The opening tune, Intro, clearly defines the feel of the album. It lays out a theme returned to in the following titular track, where Tom Sturges provides a catchy acoustic riff against the crooning vocals of Andy Jackson. Highlights include the sixth track, You And I, a slow-burning tale of prospective romance, featuring a muted guitar riff and folky vocal harmonies. I could certainly see myself singing along to this one on the Friday Timepiece dance floor. In terms of the overall album, Lights, the ninth track, seems to epitomise the band’s sound, with Sturges channelling the vintage guitar sounds of bands like The Black Keys and The Kooks with a tasteful solo.

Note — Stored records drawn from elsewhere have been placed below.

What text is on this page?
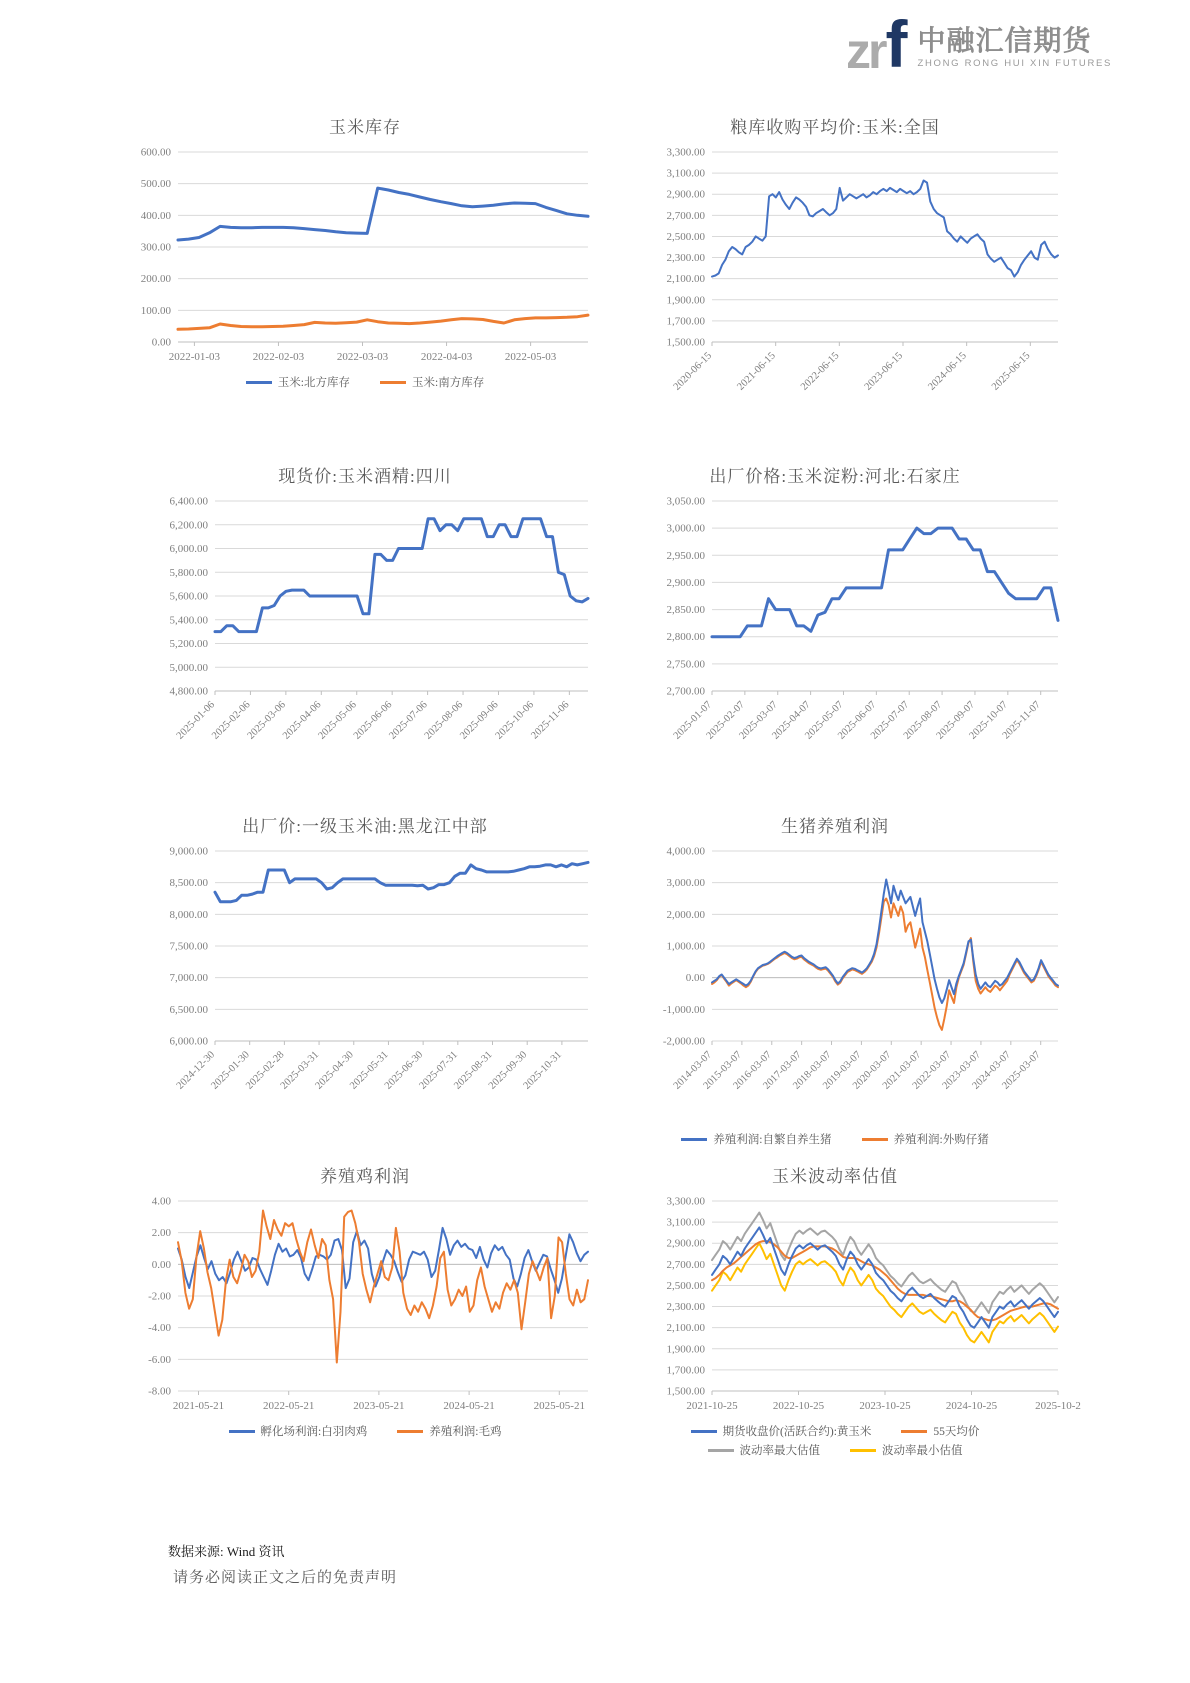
zr f 中融汇信期货
ZHONG RONG HUI XIN FUTURES
玉米库存
600.00
500.00
400.00
300.00
200.00
100.00
0.00
2022-01-03	2022-02-03	2022-03-03	2022-04-03	2022-05-03
玉米:北方库存	玉米:南方库存
粮库收购平均价:玉米:全国
3,300.00
3,100.00
2,900.00
2,700.00
2,500.00
2,300.00
2,100.00
1,900.00
1,700.00
1,500.00
2020-06-15 2021-06-15 2022-06-15 2023-06-15 2024-06-15 2025-06-15
现货价:玉米酒精:四川
6,400.00
6,200.00
6,000.00
5,800.00
5,600.00
5,400.00
5,200.00
5,000.00
4,800.00
2025-01-06
2025-02-06
2025-03-06
2025-04-06
2025-05-06
2025-06-06
2025-07-06
2025-08-06
2025-09-06
2025-10-06
2025-11-06
出厂价格:玉米淀粉:河北:石家庄
3,050.00
3,000.00
2,950.00
2,900.00
2,850.00
2,800.00
2,750.00
2,700.00
2025-01-07
2025-02-07
2025-03-07
2025-04-07
2025-05-07
2025-06-07
2025-07-07
2025-08-07
2025-09-07
2025-10-07
2025-11-07
出厂价:一级玉米油:黑龙江中部
9,000.00
8,500.00
8,000.00
7,500.00
7,000.00
6,500.00
6,000.00
2024-12-30
2025-01-30
2025-02-28
2025-03-31
2025-04-30
2025-05-31
2025-06-30
2025-07-31
2025-08-31
2025-09-30
2025-10-31
生猪养殖利润
4,000.00
3,000.00
2,000.00
1,000.00
0.00
-1,000.00
-2,000.00
2014-03-07
2015-03-07
2016-03-07
2017-03-07
2018-03-07
2019-03-07
2020-03-07
2021-03-07
2022-03-07
2023-03-07
2024-03-07
2025-03-07
养殖利润:自繁自养生猪	养殖利润:外购仔猪
养殖鸡利润
4.00
2.00
0.00
-2.00
-4.00
-6.00
-8.00
2021-05-21	2022-05-21	2023-05-21	2024-05-21	2025-05-21
孵化场利润:白羽肉鸡	养殖利润:毛鸡
玉米波动率估值
3,300.00
3,100.00
2,900.00
2,700.00
2,500.00
2,300.00
2,100.00
1,900.00
1,700.00
1,500.00
2021-10-25	2022-10-25	2023-10-25	2024-10-25	2025-10-2
期货收盘价(活跃合约):黄玉米	55天均价
波动率最大估值	波动率最小估值
数据来源: Wind 资讯
请务必阅读正文之后的免责声明
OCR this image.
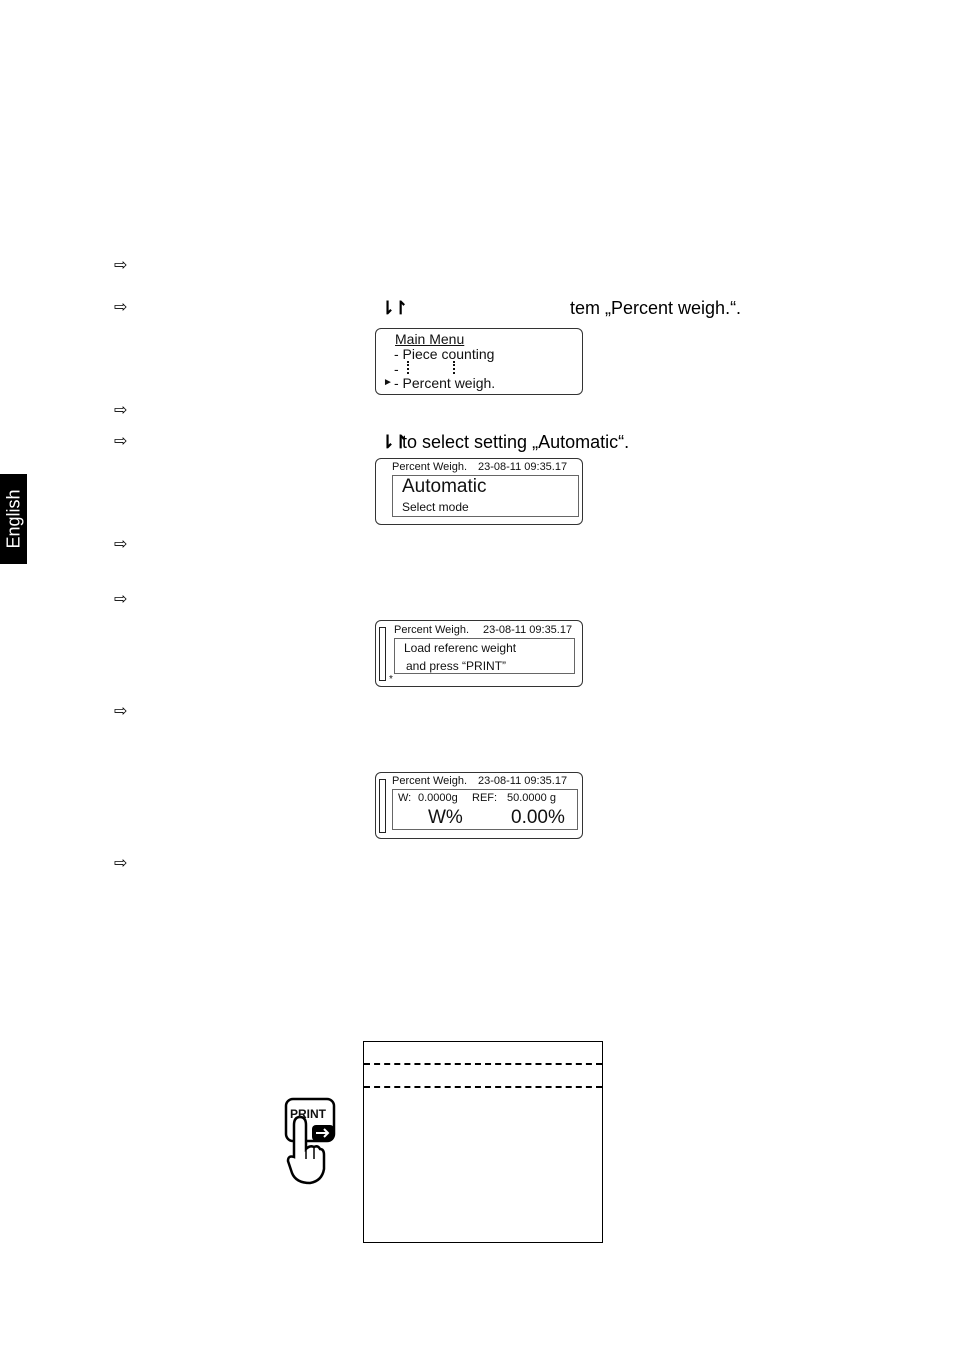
English
⇨
⇨	⇂↾	tem „Percent weigh.“.
Main Menu
- Piece counting
-
► - Percent weigh.
⇨
⇨	⇂↾
to select setting „Automatic“.
Percent Weigh. 23-08-11 09:35.17
Automatic
Select mode
⇨
⇨
Percent Weigh. 23-08-11 09:35.17
Load referenc weight
and press “PRINT”
*
⇨
Percent Weigh. 23-08-11 09:35.17
W: 0.0000g REF: 50.0000 g
W%	0.00%
⇨
PRINT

A tight rhythm section frpm Sam Hall on drums, and Ben Houghton on bass underpins the band’s sound, leaving room for the heavy guitar and melodic piano sounds at the core of the album. Ben Homer’s solid work on keys is evident on tracks such as Take It And Run. However, the record is far from formulaic. The band prove that they can deliver a soulful ballad with tracks like White Horses. They also seem unafraid to experiment, delivering classic-rock organ tones on the opening of Loud And Clear. All in all, a highly impressive debut!